Mısır 3 Temmuz 2013'te ülkenin seçilmiş ilk cumhurbaşkanı Muhammed Mursi'nin dönemin Savunma Bakanı ve Genelkurmay Başkanı Abdulfettah Sisi'nin komuta ettiği silahlı kuvvetler tarafından iktidardan uzaklaştırılmasına tanıklık etti.

Darbe karşıtı gösterileri ülkenin yakın tarihinde eşi görülmemiş şiddet ve katliamlarla bastıran ve halihazırda Mısır'ın yönetimini elinde bulunduran Sisi yönetimi, 15 Temmuz'da Türkiye'de gerçekleşen darbe girişimine de açıktan destek verdi. 15 Temmuz akşamından itibaren Sisi'ye yakın yazılı-görsel basın, 'darbe yönetimini' kutladı. Girişimin akamete uğradığının anlaşıldığı 16 Temmuz sabahı Mısır'daki sevinç gösterileri yerini hayal kırıklığı ve şaşkınlığa bıraksa da Sisi yönetimi Türkiye'de darbeden yana olduğunu ulusal ve uluslararası platformlarda yaptığı açıklamalarla açıkça ortaya koydu.

Ankara'nın 17-25 Aralık operasyonları sonrasında gündeme getirdiği ve 15 Temmuz'daki başarısız darbe teşebbüsünün ardından daha kararlı olarak talepte bulunduğu Gülen'in ABD'den iadesi konusu, örgüt liderinin ve üyelerinin yeni merkez arayışları çerçevesinde Mısır'ı gündeme taşıdı.

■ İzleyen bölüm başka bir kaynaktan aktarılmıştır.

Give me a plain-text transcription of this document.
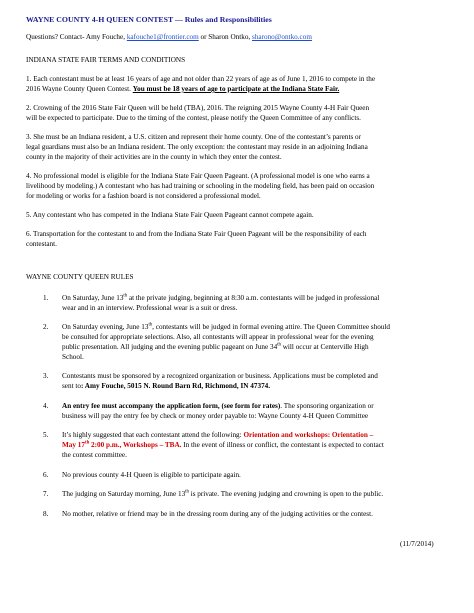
WAYNE COUNTY 4-H QUEEN CONTEST — Rules and Responsibilities
Questions? Contact- Amy Fouche, kafouche1@frontier.com or Sharon Ontko, sharono@ontko.com
INDIANA STATE FAIR TERMS AND CONDITIONS
1. Each contestant must be at least 16 years of age and not older than 22 years of age as of June 1, 2016 to compete in the
2016 Wayne County Queen Contest. You must be 18 years of age to participate at the Indiana State Fair.
2. Crowning of the 2016 State Fair Queen will be held (TBA), 2016. The reigning 2015 Wayne County 4-H Fair Queen
will be expected to participate. Due to the timing of the contest, please notify the Queen Committee of any conflicts.
3. She must be an Indiana resident, a U.S. citizen and represent their home county. One of the contestant’s parents or
legal guardians must also be an Indiana resident. The only exception: the contestant may reside in an adjoining Indiana
county in the majority of their activities are in the county in which they enter the contest.
4. No professional model is eligible for the Indiana State Fair Queen Pageant. (A professional model is one who earns a
livelihood by modeling.) A contestant who has had training or schooling in the modeling field, has been paid on occasion
for modeling or works for a fashion board is not considered a professional model.
5. Any contestant who has competed in the Indiana State Fair Queen Pageant cannot compete again.
6. Transportation for the contestant to and from the Indiana State Fair Queen Pageant will be the responsibility of each
contestant.
WAYNE COUNTY QUEEN RULES
1. On Saturday, June 13th at the private judging, beginning at 8:30 a.m. contestants will be judged in professional
wear and in an interview. Professional wear is a suit or dress.
2. On Saturday evening, June 13th, contestants will be judged in formal evening attire. The Queen Committee should
be consulted for appropriate selections. Also, all contestants will appear in professional wear for the evening
public presentation. All judging and the evening public pageant on June 34th will occur at Centerville High
School.
3. Contestants must be sponsored by a recognized organization or business. Applications must be completed and
sent to: Amy Fouche, 5015 N. Round Barn Rd, Richmond, IN 47374.
4. An entry fee must accompany the application form, (see form for rates). The sponsoring organization or
business will pay the entry fee by check or money order payable to: Wayne County 4-H Queen Committee
5. It’s highly suggested that each contestant attend the following: Orientation and workshops: Orientation –
May 17th 2:00 p.m., Workshops – TBA. In the event of illness or conflict, the contestant is expected to contact
the contest committee.
6. No previous county 4-H Queen is eligible to participate again.
7. The judging on Saturday morning, June 13th is private. The evening judging and crowning is open to the public.
8. No mother, relative or friend may be in the dressing room during any of the judging activities or the contest.
(11/7/2014)
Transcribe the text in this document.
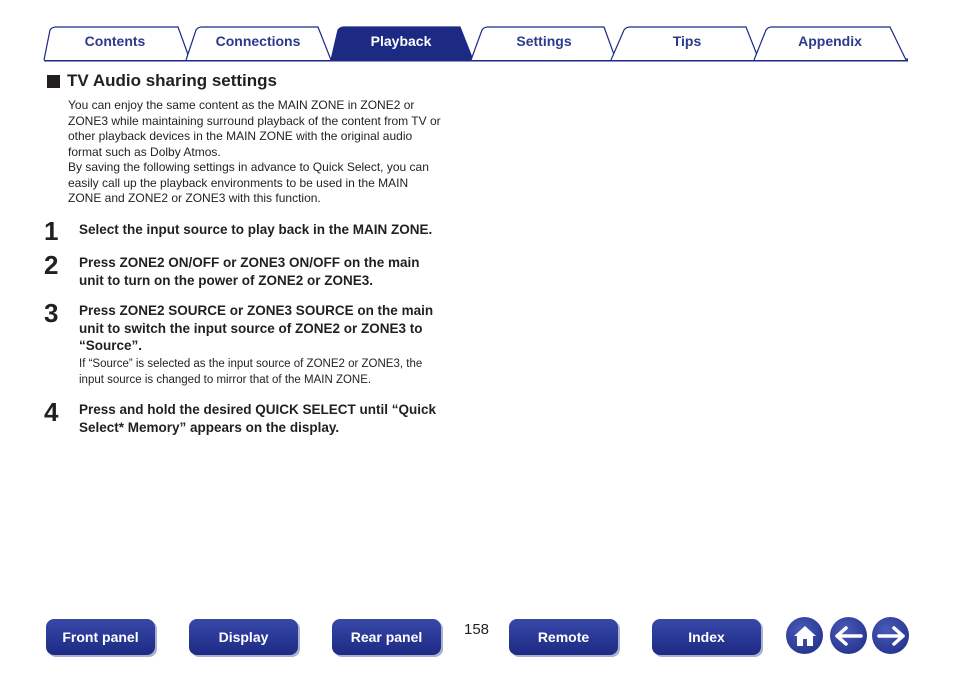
Contents	Connections	Playback	Settings	Tips	Appendix
TV Audio sharing settings
You can enjoy the same content as the MAIN ZONE in ZONE2 or
ZONE3 while maintaining surround playback of the content from TV or
other playback devices in the MAIN ZONE with the original audio
format such as Dolby Atmos.
By saving the following settings in advance to Quick Select, you can
easily call up the playback environments to be used in the MAIN
ZONE and ZONE2 or ZONE3 with this function.
1 Select the input source to play back in the MAIN ZONE.
2 Press ZONE2 ON/OFF or ZONE3 ON/OFF on the main
unit to turn on the power of ZONE2 or ZONE3.
3 Press ZONE2 SOURCE or ZONE3 SOURCE on the main
unit to switch the input source of ZONE2 or ZONE3 to
“Source”.
If “Source” is selected as the input source of ZONE2 or ZONE3, the
input source is changed to mirror that of the MAIN ZONE.
4 Press and hold the desired QUICK SELECT until “Quick
Select* Memory” appears on the display.
Front panel	Display	Rear panel	158	Remote	Index
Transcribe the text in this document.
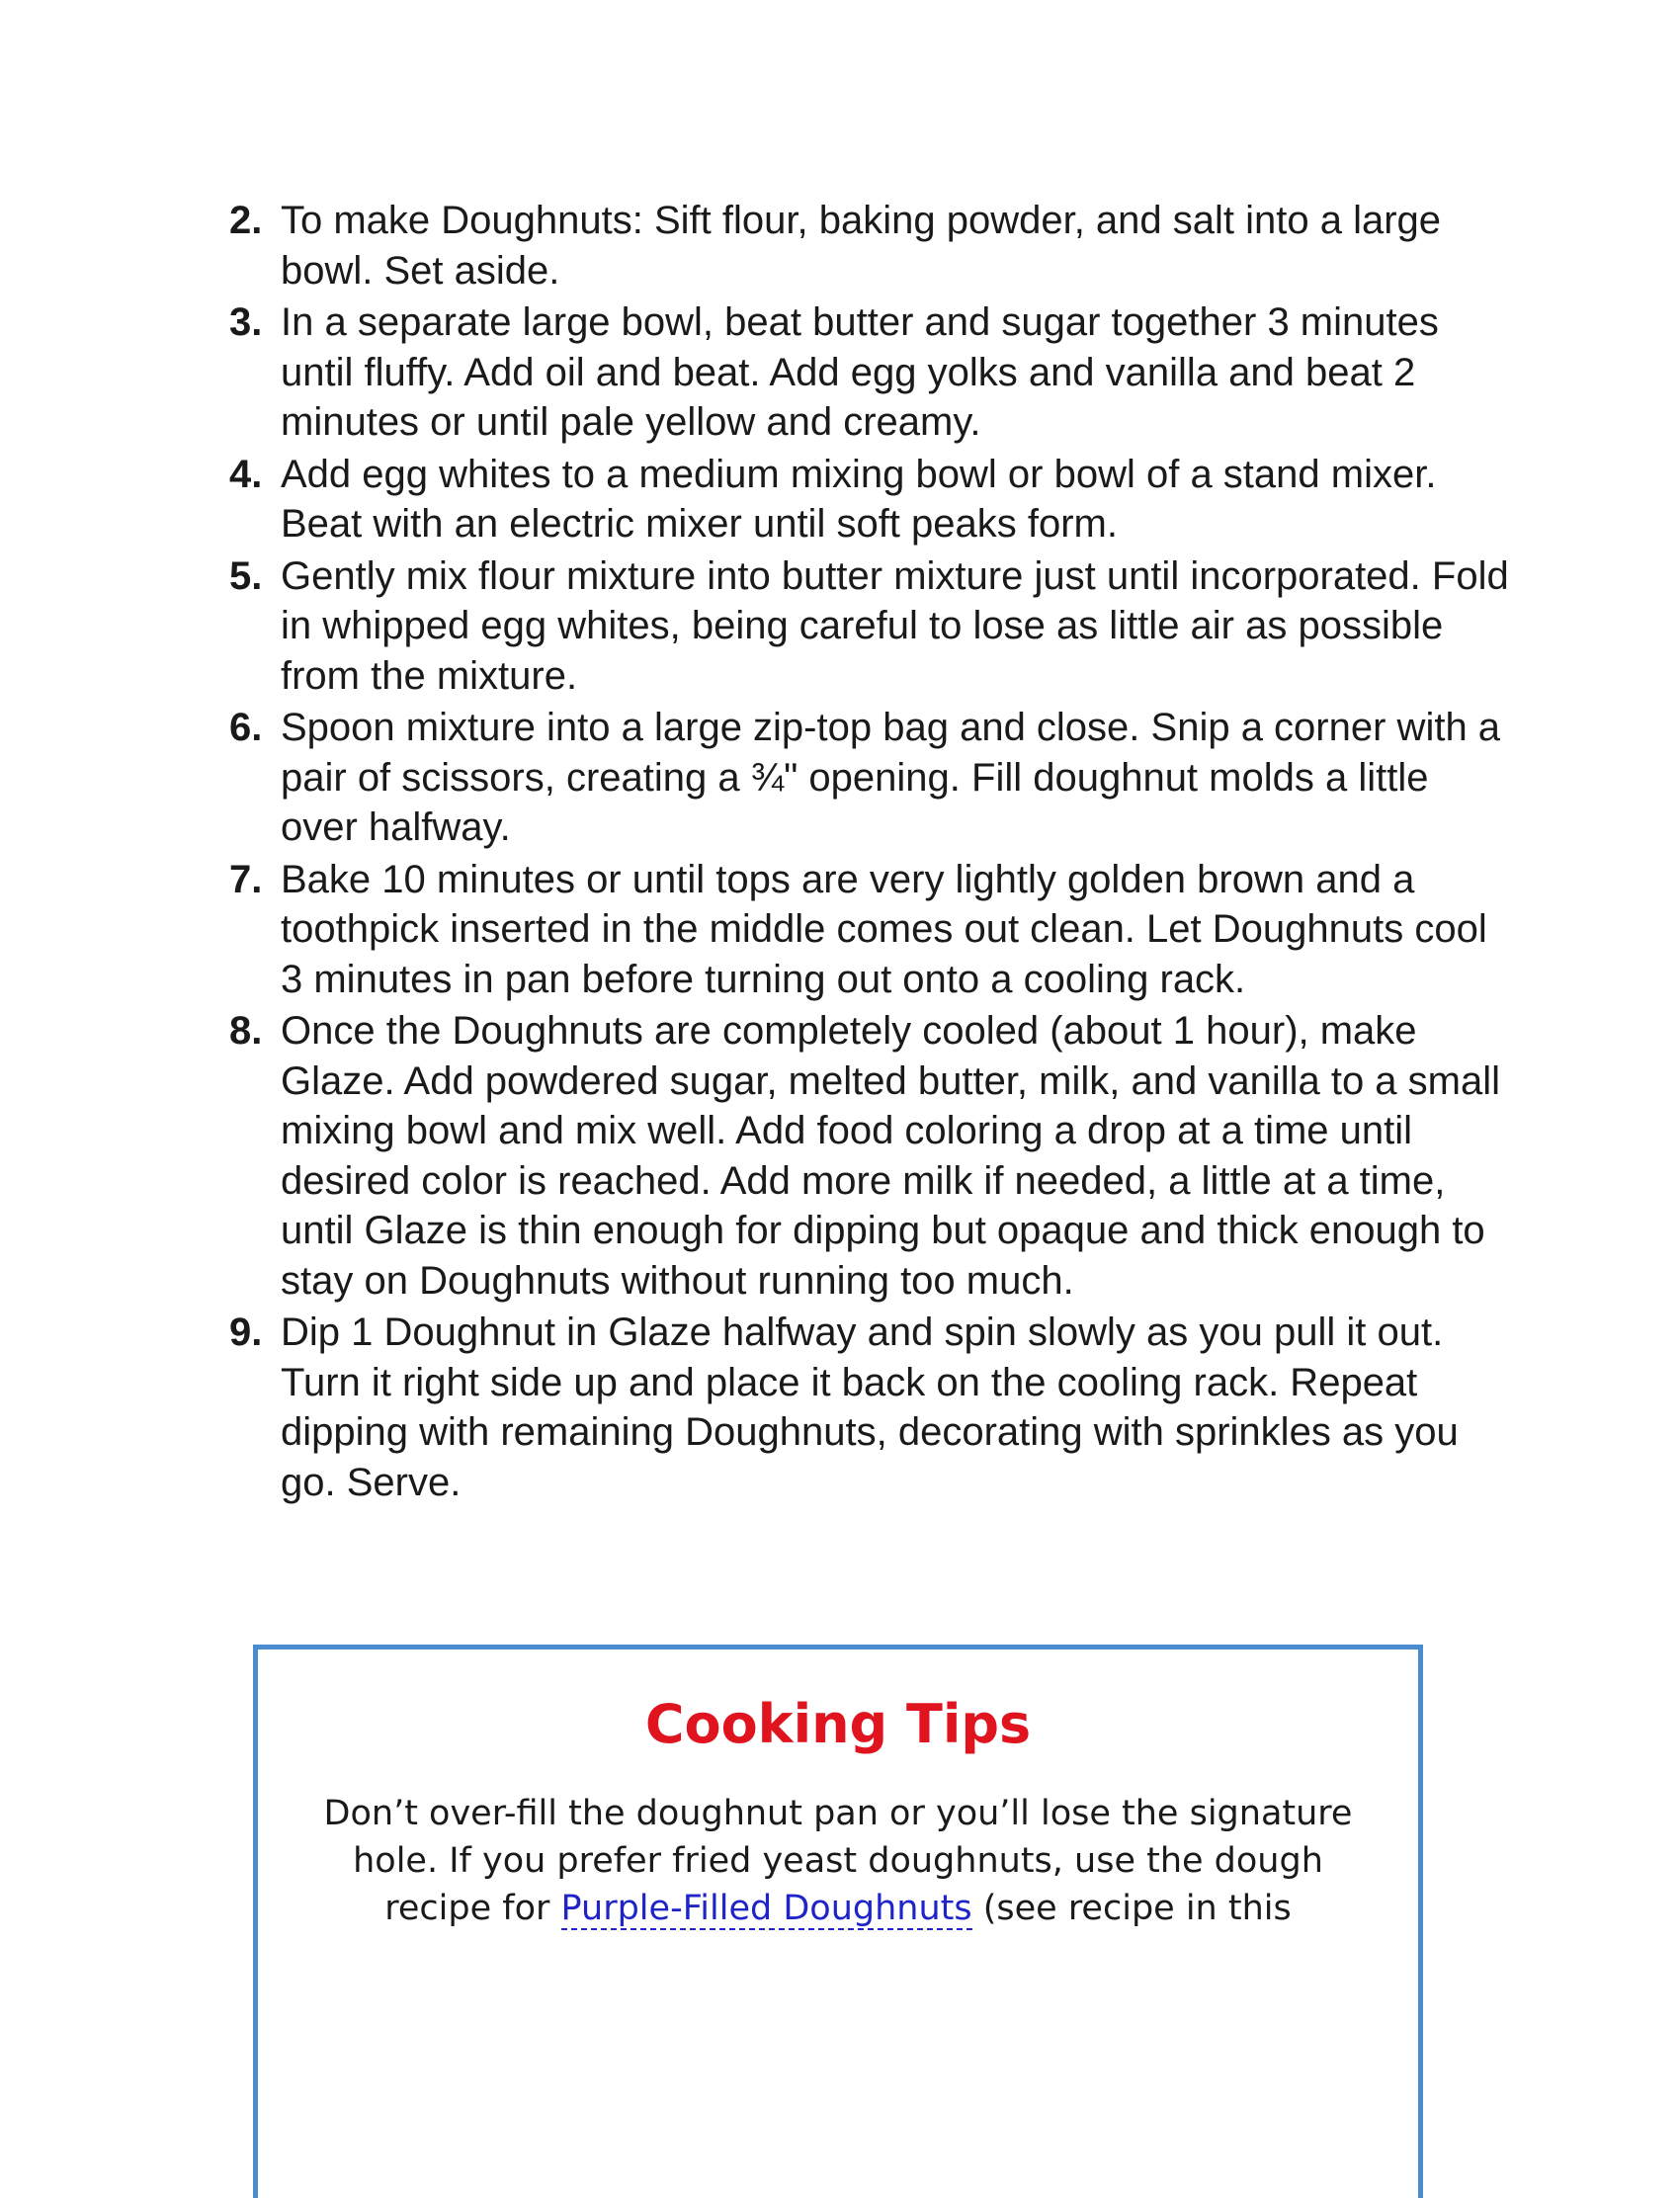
2. To make Doughnuts: Sift flour, baking powder, and salt into a large bowl. Set aside.
3. In a separate large bowl, beat butter and sugar together 3 minutes until fluffy. Add oil and beat. Add egg yolks and vanilla and beat 2 minutes or until pale yellow and creamy.
4. Add egg whites to a medium mixing bowl or bowl of a stand mixer. Beat with an electric mixer until soft peaks form.
5. Gently mix flour mixture into butter mixture just until incorporated. Fold in whipped egg whites, being careful to lose as little air as possible from the mixture.
6. Spoon mixture into a large zip-top bag and close. Snip a corner with a pair of scissors, creating a ¾" opening. Fill doughnut molds a little over halfway.
7. Bake 10 minutes or until tops are very lightly golden brown and a toothpick inserted in the middle comes out clean. Let Doughnuts cool 3 minutes in pan before turning out onto a cooling rack.
8. Once the Doughnuts are completely cooled (about 1 hour), make Glaze. Add powdered sugar, melted butter, milk, and vanilla to a small mixing bowl and mix well. Add food coloring a drop at a time until desired color is reached. Add more milk if needed, a little at a time, until Glaze is thin enough for dipping but opaque and thick enough to stay on Doughnuts without running too much.
9. Dip 1 Doughnut in Glaze halfway and spin slowly as you pull it out. Turn it right side up and place it back on the cooling rack. Repeat dipping with remaining Doughnuts, decorating with sprinkles as you go. Serve.
Cooking Tips

Don’t over-fill the doughnut pan or you’ll lose the signature hole. If you prefer fried yeast doughnuts, use the dough recipe for Purple-Filled Doughnuts (see recipe in this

Darbeci Sisi FETÖ'nün elebaşına kucak açıyor

Adalet Bakanı Bekir Bozdağ, Gülen'in ABD'den ayrılarak başka bir ülkeye kaçmayı planladığı yönünde istihbarat aldıklarını belirterek, Gülen'in kaçabileceği ülkeler olarak, Avustralya, Meksika, Kanada, Güney Afrika ve Mısır olasılıklarını sıraladı. Bakan Bozdağ'ın zikrettiği Gülen'in kaçması muhtemel ülkeler listesinden bir tek Mısır'dan resmi düzeyde açıklama geldi. Mısır Başbakanı Şerif İsmail, ülkesinin Gülen'den iltica talebi almadığını söyleyerek, "Böyle bir talep olursa değerlendiririz" açıklamasında bulundu.